Klagenfurt (OTS) - "Einen Rüffel nach dem anderen kassierte FPK-LH
Dörfler in den vergangenen Tagen von seinen Parteikollegen. In Sachen
Ehrung der Bachmannpreisträgerin Maja Haderlapp stimmten seine
Freiheitlichen im Gemeinderat von Bad-Eisenkappel-Vellach dagegen,
obwohl sich Dörfler offiziell dafür aussprach", zeigt SPÖ-Klubobmann
Reinhart Rohr auf.
Gestern wurde Dörflers innerparteiliche Schmach dann perfekt.

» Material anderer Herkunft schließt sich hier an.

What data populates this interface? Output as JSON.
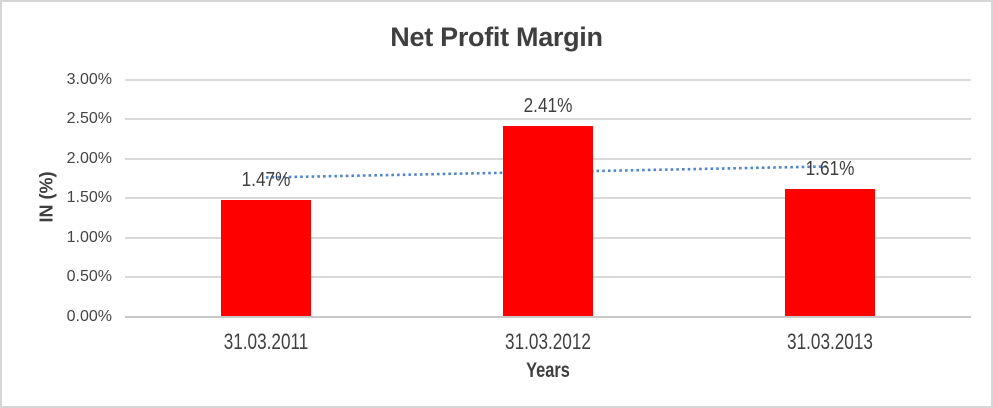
{
  "chart": {
    "title": "Net Profit Margin",
    "y_axis_title": "IN (%)",
    "x_axis_title": "Years"
  },
  "chart_data": {
    "type": "bar",
    "title": "Net Profit Margin",
    "categories": [
      "31.03.2011",
      "31.03.2012",
      "31.03.2013"
    ],
    "values": [
      1.47,
      2.41,
      1.61
    ],
    "data_labels": [
      "1.47%",
      "2.41%",
      "1.61%"
    ],
    "xlabel": "Years",
    "ylabel": "IN (%)",
    "ylim": [
      0,
      3
    ],
    "ytick_step": 0.5,
    "ytick_labels": [
      "0.00%",
      "0.50%",
      "1.00%",
      "1.50%",
      "2.00%",
      "2.50%",
      "3.00%"
    ],
    "grid": true,
    "legend": false,
    "trendline": {
      "type": "linear",
      "style": "dotted"
    }
  },
  "colors": {
    "bar": "#FF0000",
    "trendline": "#4E86C8",
    "gridline": "#D9D9D9",
    "axis_line": "#C8C8C8",
    "text": "#3F3F3F",
    "border": "#D6D6D6",
    "background": "#FFFFFF"
  }
}
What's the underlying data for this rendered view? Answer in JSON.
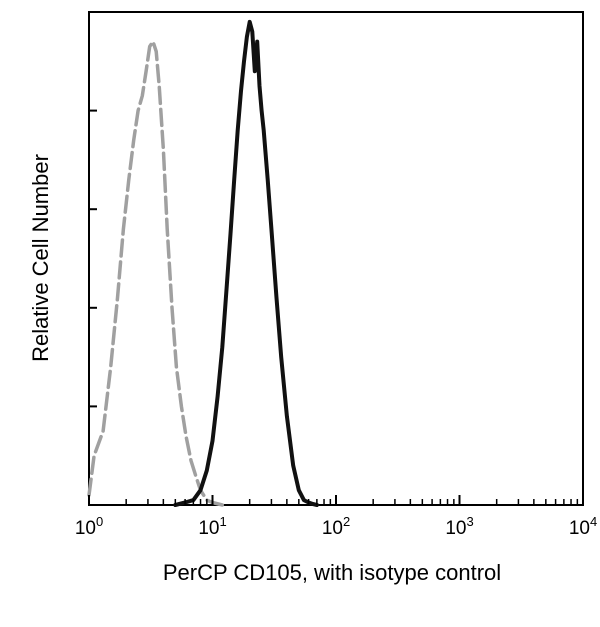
{
  "chart_data": {
    "type": "line",
    "title": "",
    "xlabel": "PerCP CD105, with isotype control",
    "ylabel": "Relative Cell Number",
    "x_scale": "log",
    "xlim": [
      1,
      10000
    ],
    "ylim": [
      0,
      100
    ],
    "x_ticks": [
      {
        "value": 1,
        "base": "10",
        "exp": "0"
      },
      {
        "value": 10,
        "base": "10",
        "exp": "1"
      },
      {
        "value": 100,
        "base": "10",
        "exp": "2"
      },
      {
        "value": 1000,
        "base": "10",
        "exp": "3"
      },
      {
        "value": 10000,
        "base": "10",
        "exp": "4"
      }
    ],
    "y_ticks": [
      0,
      20,
      40,
      60,
      80,
      100
    ],
    "grid": false,
    "series": [
      {
        "line_style": "dashed",
        "color": "#a0a0a0",
        "x": [
          1.0,
          1.1,
          1.3,
          1.5,
          1.7,
          1.9,
          2.1,
          2.3,
          2.5,
          2.7,
          2.9,
          3.1,
          3.3,
          3.5,
          3.7,
          4.0,
          4.3,
          4.7,
          5.1,
          5.6,
          6.1,
          6.7,
          7.3,
          8.0,
          9.0,
          10.0,
          12.0
        ],
        "y": [
          2,
          10,
          15,
          28,
          42,
          56,
          66,
          74,
          80,
          83,
          88,
          93,
          94,
          92,
          85,
          72,
          56,
          40,
          28,
          20,
          14,
          9,
          6,
          3,
          1,
          0.5,
          0
        ]
      },
      {
        "line_style": "solid",
        "color": "#111111",
        "x": [
          5.0,
          6.0,
          7.0,
          8.0,
          9.0,
          10.0,
          11.0,
          12.0,
          13.0,
          14.0,
          15.0,
          16.0,
          17.0,
          18.0,
          19.0,
          20.0,
          21.0,
          22.0,
          23.0,
          24.0,
          25.0,
          26.0,
          28.0,
          30.0,
          33.0,
          36.0,
          40.0,
          45.0,
          50.0,
          55.0,
          60.0,
          65.0,
          70.0
        ],
        "y": [
          0,
          0.5,
          1,
          3,
          7,
          13,
          22,
          32,
          44,
          55,
          66,
          76,
          84,
          90,
          95,
          98,
          96,
          88,
          94,
          85,
          80,
          76,
          66,
          56,
          42,
          30,
          18,
          8,
          3,
          1,
          0.5,
          0.2,
          0
        ]
      }
    ]
  }
}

"Dörfler hatte sich längst für das Bildungsvolksbegehren
ausgesprochen und musste in einer gemeinsamen Pressekonferenz mit dem
durch die erstinstanzliche Verurteilung schwer angeschlagenen
Parteichef Scheuch zurückrudern", analysiert Rohr. Das schlimmste für
die Kärntnerinnen und Kärntner ist, dass Dörfler und Scheuch die
höchsten bildungspolitischen Ämter im Land ausüben und mit ihrer
Haltung 100 Jahre alte Positionen vertreten.
"Dörfler macht Politik wie in einer Castingshow, nämlich um möglichst
allen Menschen im Land zu gefallen. Er nimmt bei jedem Thema genau
jene populistische Stellung ein, von der er glaubt, dass sie ihm
politisches Kleingeld einbringt, mit der er aber von seiner
freiheitlichen Ideologie abweicht. Damit ist er unglaubwürdig, dass
wird auch in der Bevölkerung immer klarer, denn seine Parteikollegen
bringen ihn garantiert immer wieder auf den "rechten" Weg zurück",
erklärt Rohr die Hintergründe. Dies zeige jedenfalls, dass die SPÖ
Kärnten die einzige stabile Kraft im Land darstelle, auf die man sich
verlassen könne, weil sie nachhaltige Entscheidungen treffe, ist Rohr
überzeugt.
"Die Freiheitlichen und die ÖVP stehen für Stillstand in der
Bildungspolitik. Das bedeutet aber zugleich, dass die beiden Parteien
die Ausbildung unserer Kinder weiter vom Einkommen der Eltern, der
Herkunft und dem Geschlecht abhängen lassen wollen", weist Rohr auf
die Ungerechtigkeit und den mangelnden Weitblick hin.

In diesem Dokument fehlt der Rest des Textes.